Según información en Casa Rosada, el oficialismo aspira a insistir con su proyecto original para reducir de 16 a 13 años la edad a partir de la cual un menor puede ser considerado penalmente responsable. Ese texto, que perdió estado parlamentario y debía ser presentado nuevamente, preveía una pena máxima de hasta 20 años de prisión para los menores condenados.
El dictamen que finalmente reunió los apoyos necesarios nunca fue tratado en el recinto y, con el cierre del período ordinario, perdió vigencia. El trámite, así, deberá recomendarse desde cero.
El giro principal se dio en la edad de imputabilidad. En el dictamen que logró avanzar, el piso se fijó en 14 años y no en 13, como pretendía el Gobierno.

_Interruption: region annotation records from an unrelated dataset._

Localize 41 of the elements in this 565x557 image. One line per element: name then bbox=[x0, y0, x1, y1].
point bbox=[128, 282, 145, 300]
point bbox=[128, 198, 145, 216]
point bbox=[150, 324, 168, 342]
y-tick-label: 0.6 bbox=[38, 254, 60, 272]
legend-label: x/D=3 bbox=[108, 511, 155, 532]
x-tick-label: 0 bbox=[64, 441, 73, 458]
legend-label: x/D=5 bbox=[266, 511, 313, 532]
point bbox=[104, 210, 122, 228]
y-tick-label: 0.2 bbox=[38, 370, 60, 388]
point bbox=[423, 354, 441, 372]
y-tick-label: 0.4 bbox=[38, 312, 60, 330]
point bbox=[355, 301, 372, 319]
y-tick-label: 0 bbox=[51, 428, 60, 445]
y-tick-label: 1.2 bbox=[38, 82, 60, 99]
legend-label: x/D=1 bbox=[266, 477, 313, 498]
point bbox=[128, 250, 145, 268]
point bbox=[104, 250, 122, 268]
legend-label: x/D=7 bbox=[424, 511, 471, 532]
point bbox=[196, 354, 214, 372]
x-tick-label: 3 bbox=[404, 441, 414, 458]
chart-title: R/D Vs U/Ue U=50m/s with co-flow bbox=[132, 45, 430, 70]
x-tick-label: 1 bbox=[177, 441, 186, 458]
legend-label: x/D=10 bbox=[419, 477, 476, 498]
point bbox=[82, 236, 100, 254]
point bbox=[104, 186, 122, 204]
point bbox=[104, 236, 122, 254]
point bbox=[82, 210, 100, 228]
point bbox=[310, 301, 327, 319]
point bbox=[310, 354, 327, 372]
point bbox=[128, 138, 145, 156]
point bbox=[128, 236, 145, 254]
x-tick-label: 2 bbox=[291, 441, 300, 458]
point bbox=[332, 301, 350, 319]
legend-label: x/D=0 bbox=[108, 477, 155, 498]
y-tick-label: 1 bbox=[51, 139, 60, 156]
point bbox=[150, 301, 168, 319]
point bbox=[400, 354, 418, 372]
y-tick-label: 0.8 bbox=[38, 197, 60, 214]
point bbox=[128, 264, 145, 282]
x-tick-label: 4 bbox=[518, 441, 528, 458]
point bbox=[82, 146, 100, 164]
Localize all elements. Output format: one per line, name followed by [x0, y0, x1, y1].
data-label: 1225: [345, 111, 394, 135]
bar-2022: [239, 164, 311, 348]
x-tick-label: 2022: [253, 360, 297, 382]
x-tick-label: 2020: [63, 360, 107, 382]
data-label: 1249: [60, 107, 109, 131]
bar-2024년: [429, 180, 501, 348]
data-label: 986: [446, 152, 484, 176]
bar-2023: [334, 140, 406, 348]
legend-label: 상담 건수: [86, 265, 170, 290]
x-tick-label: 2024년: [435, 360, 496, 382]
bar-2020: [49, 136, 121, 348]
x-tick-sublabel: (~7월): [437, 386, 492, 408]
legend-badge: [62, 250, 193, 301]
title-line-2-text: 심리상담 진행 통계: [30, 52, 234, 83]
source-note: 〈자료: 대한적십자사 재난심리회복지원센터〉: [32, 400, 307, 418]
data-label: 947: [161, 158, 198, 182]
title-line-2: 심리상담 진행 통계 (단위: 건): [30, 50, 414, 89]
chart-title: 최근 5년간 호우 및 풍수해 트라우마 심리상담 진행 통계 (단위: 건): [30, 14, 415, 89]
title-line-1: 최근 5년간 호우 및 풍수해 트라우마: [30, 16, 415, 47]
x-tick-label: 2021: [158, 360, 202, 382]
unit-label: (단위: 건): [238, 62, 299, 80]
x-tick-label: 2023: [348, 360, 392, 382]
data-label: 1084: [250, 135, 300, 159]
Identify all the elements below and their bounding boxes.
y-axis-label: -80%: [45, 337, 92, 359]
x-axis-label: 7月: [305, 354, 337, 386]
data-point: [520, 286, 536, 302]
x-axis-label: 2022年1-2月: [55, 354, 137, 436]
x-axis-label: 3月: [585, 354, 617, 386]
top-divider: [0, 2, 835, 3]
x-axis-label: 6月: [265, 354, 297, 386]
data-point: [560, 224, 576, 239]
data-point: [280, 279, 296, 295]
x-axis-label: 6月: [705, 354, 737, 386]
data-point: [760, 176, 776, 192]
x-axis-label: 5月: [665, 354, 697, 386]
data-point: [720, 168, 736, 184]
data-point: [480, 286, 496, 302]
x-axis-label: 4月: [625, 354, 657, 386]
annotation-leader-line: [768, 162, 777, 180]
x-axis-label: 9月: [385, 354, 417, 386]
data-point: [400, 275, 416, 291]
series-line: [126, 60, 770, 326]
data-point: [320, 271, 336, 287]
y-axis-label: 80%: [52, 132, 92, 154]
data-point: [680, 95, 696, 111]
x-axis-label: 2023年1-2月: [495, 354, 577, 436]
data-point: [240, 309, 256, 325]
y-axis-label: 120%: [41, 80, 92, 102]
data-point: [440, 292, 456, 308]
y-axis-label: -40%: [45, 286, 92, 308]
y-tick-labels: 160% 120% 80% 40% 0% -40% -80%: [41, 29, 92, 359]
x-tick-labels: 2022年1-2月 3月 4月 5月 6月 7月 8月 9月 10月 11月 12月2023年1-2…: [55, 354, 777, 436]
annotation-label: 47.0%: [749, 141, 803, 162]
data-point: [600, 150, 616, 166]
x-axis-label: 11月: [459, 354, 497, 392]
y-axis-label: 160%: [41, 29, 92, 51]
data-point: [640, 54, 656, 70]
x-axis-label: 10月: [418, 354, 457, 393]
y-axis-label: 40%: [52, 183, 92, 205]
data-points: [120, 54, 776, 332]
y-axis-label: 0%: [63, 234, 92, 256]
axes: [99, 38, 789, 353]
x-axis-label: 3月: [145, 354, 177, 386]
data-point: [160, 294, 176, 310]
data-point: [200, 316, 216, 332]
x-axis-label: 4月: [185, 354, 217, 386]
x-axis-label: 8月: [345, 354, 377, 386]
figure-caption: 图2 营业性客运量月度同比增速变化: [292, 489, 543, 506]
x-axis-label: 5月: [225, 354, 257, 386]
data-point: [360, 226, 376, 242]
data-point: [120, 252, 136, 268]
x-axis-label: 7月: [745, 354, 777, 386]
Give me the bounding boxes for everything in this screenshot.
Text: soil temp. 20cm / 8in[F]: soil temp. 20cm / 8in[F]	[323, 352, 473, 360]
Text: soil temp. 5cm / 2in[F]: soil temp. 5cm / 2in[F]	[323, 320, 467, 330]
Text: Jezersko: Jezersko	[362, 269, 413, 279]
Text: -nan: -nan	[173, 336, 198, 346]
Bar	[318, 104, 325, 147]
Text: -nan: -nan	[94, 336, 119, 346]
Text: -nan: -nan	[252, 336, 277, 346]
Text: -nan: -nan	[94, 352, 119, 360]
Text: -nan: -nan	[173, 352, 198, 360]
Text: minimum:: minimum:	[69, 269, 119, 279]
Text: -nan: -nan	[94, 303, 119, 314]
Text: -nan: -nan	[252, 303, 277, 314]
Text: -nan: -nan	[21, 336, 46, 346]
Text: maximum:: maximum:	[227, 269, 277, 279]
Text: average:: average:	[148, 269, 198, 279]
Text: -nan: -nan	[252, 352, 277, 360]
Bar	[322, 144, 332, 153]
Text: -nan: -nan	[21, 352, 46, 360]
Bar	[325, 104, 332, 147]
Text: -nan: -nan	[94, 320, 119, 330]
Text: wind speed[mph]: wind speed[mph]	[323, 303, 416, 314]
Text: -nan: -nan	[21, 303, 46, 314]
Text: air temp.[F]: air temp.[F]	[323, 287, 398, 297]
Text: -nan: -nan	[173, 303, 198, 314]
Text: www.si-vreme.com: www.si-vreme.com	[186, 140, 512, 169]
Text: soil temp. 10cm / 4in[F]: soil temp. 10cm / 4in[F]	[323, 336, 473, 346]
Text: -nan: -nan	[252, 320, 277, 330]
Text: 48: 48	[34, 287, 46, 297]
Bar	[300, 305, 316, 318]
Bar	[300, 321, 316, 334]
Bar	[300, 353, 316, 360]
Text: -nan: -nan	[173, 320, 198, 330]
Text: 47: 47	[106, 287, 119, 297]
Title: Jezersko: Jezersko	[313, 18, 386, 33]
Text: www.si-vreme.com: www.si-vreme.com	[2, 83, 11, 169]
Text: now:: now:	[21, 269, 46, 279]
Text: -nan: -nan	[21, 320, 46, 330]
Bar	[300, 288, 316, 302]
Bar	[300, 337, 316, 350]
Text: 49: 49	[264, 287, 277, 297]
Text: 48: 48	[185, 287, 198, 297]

Con un mapa parlamentario distinto -95 diputados y 20 senadores-, en La Libertad Avanza creen que ahora tienen margen para volver a la carga con su propuesta original.
El despacho también introdujo criterios más restrictivos para la prisión efectiva. Solo se habilitaba cuando el delito tuviera una escala penal de diez años o más -siempre con un máximo de 15- y se preveían sanciones alternativas para el resto de los casos, salvo homicidios o hechos de violencia grave. Además, reafirmaba garantías procesales, concebía la privación de la libertad como última ratio y establecía estándares estrictos para la detención de menores: alojamiento separado de adultos, módulos diferenciados y acceso garantizado a educación, salud y actividades.
Para los libertarios, el tema es estratégico. Forma parte del núcleo duro de su discurso de mano dura, sintetizado en el lema “el que las hace las paga”, pero también se lee como una oportunidad política para tensionar a la oposición y profundizar las fisuras dentro del peronismo.